Ph.D Thesis

Ph.D StudentHadad Erez
SubjectArchitectures for Fault-Tolerant Middleware Services
DepartmentDepartment of Computer Science
Supervisor PROF. Roy Friedman


Middleware-based distributed computing is the key technique for constructing enterprise-scale software systems, both now and in the foreseeable future, for reasons such as flexibility, component re-usability and abstraction of low-level component interaction.

Partial failures are a fundamental problem in distributed systems, arising from the actual distribution of system functions among multiple components that can fail independently of one another. In the context of middleware client-server interaction, such failures might disrupt the service provided to clients, which is undesirable, especially for mission-critical applications. Hence, our initial research problem focuses on adding fault-tolerance capabilities to the middleware as a generic method for constructing highly-available middleware services.

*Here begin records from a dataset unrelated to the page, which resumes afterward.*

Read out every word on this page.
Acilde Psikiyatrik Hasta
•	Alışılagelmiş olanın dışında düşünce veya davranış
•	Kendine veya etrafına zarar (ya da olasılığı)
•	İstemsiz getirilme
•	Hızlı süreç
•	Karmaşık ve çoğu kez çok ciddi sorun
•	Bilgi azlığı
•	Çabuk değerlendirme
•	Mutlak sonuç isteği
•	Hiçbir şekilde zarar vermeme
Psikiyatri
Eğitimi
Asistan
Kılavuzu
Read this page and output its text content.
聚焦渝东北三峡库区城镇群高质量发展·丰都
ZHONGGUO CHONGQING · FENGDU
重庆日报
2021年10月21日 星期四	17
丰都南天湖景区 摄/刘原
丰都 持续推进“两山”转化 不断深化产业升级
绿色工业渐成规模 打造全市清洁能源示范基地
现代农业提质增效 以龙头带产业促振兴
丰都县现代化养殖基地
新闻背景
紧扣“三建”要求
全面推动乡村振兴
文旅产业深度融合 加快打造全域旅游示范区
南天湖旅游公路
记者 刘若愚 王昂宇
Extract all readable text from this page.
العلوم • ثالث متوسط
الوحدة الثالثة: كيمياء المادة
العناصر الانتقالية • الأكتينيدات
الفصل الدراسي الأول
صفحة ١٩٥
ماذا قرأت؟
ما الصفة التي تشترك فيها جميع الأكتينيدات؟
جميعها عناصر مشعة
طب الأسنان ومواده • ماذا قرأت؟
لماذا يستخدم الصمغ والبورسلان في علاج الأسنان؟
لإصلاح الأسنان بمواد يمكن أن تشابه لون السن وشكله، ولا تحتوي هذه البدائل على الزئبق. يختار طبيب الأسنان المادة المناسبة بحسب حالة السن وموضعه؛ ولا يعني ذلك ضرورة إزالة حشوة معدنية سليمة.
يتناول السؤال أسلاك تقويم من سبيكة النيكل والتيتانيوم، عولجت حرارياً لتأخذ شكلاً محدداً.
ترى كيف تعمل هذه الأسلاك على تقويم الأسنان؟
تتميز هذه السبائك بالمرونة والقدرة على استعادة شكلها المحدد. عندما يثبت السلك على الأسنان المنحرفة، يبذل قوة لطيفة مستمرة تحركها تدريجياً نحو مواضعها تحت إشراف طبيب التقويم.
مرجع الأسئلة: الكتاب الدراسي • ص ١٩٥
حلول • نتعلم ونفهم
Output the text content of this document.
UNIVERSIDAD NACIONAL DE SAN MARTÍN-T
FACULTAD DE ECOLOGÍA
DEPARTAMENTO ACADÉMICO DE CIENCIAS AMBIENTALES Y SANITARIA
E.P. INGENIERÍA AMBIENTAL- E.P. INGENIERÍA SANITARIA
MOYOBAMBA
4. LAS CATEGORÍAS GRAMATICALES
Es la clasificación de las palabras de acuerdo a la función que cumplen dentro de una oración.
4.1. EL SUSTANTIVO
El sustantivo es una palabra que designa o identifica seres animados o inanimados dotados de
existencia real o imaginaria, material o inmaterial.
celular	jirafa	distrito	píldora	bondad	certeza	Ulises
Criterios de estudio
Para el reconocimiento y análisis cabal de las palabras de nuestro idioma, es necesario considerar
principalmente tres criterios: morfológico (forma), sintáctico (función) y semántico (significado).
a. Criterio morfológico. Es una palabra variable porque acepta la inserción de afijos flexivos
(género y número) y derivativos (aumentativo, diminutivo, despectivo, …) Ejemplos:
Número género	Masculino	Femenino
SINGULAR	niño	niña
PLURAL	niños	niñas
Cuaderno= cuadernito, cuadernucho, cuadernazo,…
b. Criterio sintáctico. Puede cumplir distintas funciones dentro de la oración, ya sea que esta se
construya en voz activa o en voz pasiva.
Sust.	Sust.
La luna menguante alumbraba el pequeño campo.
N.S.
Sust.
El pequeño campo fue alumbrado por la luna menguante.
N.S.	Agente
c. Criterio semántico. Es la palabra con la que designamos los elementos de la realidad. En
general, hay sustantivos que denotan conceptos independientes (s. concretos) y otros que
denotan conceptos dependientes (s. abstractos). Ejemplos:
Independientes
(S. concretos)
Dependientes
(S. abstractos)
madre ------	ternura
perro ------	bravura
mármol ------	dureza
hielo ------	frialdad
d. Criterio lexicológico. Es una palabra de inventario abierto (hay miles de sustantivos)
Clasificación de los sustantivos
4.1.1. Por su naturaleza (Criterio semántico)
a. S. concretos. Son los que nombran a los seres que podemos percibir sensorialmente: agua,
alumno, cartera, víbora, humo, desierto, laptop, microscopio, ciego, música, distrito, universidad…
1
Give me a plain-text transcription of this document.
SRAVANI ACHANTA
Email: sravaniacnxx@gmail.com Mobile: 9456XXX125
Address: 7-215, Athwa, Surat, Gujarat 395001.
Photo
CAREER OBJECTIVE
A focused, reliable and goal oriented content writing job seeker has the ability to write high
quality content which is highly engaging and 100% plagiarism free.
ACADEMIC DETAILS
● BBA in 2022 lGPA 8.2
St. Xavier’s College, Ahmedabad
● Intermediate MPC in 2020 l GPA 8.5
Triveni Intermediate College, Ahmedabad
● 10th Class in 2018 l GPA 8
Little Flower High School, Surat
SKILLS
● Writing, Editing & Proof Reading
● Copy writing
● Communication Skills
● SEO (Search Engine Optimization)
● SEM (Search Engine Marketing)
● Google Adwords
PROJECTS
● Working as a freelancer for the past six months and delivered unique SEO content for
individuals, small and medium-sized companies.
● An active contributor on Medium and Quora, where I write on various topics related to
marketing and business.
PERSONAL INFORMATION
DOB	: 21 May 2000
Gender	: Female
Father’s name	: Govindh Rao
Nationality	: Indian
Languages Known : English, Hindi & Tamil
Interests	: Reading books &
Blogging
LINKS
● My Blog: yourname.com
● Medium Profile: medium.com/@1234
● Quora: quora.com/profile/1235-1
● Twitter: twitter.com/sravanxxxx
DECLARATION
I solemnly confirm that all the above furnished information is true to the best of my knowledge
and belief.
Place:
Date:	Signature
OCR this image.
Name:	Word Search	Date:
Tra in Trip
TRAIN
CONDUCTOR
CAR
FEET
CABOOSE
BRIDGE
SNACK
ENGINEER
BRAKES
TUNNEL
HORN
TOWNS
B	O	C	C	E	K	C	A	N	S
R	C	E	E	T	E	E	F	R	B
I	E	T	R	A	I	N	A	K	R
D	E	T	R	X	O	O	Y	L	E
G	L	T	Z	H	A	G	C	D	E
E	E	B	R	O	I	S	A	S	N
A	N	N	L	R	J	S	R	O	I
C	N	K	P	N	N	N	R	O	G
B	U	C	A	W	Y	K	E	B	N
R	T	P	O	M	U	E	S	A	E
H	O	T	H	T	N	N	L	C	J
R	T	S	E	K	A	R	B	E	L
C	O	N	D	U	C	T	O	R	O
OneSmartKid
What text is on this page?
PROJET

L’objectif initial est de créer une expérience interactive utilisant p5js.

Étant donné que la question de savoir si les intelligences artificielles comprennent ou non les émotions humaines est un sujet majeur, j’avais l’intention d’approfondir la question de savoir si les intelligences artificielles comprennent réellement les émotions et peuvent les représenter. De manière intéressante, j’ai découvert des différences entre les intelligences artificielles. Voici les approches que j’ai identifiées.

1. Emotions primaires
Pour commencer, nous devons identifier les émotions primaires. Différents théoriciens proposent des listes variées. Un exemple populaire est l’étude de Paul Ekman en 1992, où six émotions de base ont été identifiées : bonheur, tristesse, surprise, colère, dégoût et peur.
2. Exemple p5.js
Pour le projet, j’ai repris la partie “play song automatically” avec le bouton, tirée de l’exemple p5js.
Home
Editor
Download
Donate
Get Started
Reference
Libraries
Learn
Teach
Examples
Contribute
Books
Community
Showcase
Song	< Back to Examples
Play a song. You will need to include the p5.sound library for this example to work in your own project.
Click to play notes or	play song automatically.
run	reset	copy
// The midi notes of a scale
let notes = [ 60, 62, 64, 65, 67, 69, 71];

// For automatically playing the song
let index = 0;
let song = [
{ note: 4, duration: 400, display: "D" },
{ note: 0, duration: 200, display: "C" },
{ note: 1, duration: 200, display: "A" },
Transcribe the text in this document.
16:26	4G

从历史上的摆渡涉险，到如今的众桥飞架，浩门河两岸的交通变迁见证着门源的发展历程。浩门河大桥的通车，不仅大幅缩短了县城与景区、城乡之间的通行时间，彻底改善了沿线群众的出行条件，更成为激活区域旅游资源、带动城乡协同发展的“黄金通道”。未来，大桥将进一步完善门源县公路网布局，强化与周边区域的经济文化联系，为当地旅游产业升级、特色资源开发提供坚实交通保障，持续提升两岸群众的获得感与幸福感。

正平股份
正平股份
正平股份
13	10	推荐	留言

In this thesis we present FTS, a CORBA Fault-Tolerance Service that operates through active replication of objects. FTS embodies a novel approach at solving our research problem, called the object-apdator approach. In essence, this new approach melds together qualities of preceding techniques, resulting in a unique combination of portability, interoperability, performance and simplicity. Furthermore, through FTS we provide constructive criticism of the Fault-Tolerant CORBA (FT-CORBA) standard, which aims to be a comprehensive solution to the above problem. Last, we study the performance of FTS, and deduce general limitations of CORBA's ability to support sophisticated high-level services.

As additional contributions, we study a couple of aspects of FTS operation that have general relevance to middleware services and/or state machine replication. First, we focus on applying batching (or packing) of multiple requests into a single ABCAST message as a technique to boost its throughput, and consequently the throughput of an active replication service that uses it. We observe that maintaining good throughput using ABCAST protocols under varying client request rates involves adapting the batching threshold with the request rate. Consequently, we provide two variants of an adaptive batching mechanism and show their advantage compared to classic fixed-threshold batching mechanisms.

Last, we present a scheme for reducing the memory footprint of replication services such as FTS and FT-CORBA compliant systems. One of the largest memory-consuming components is the reply cache, which is used for maintaining at-most once semantics of request execution. We show how to apply Selective Acknowledgments (SACKs) to speed up cache purging beyond its time-based expiration mechanism, in a way that matches FTS's client-to-single-server interaction. This technique can also be applied to many types of passive replication systems as well. We further test this technique and show its effectiveness.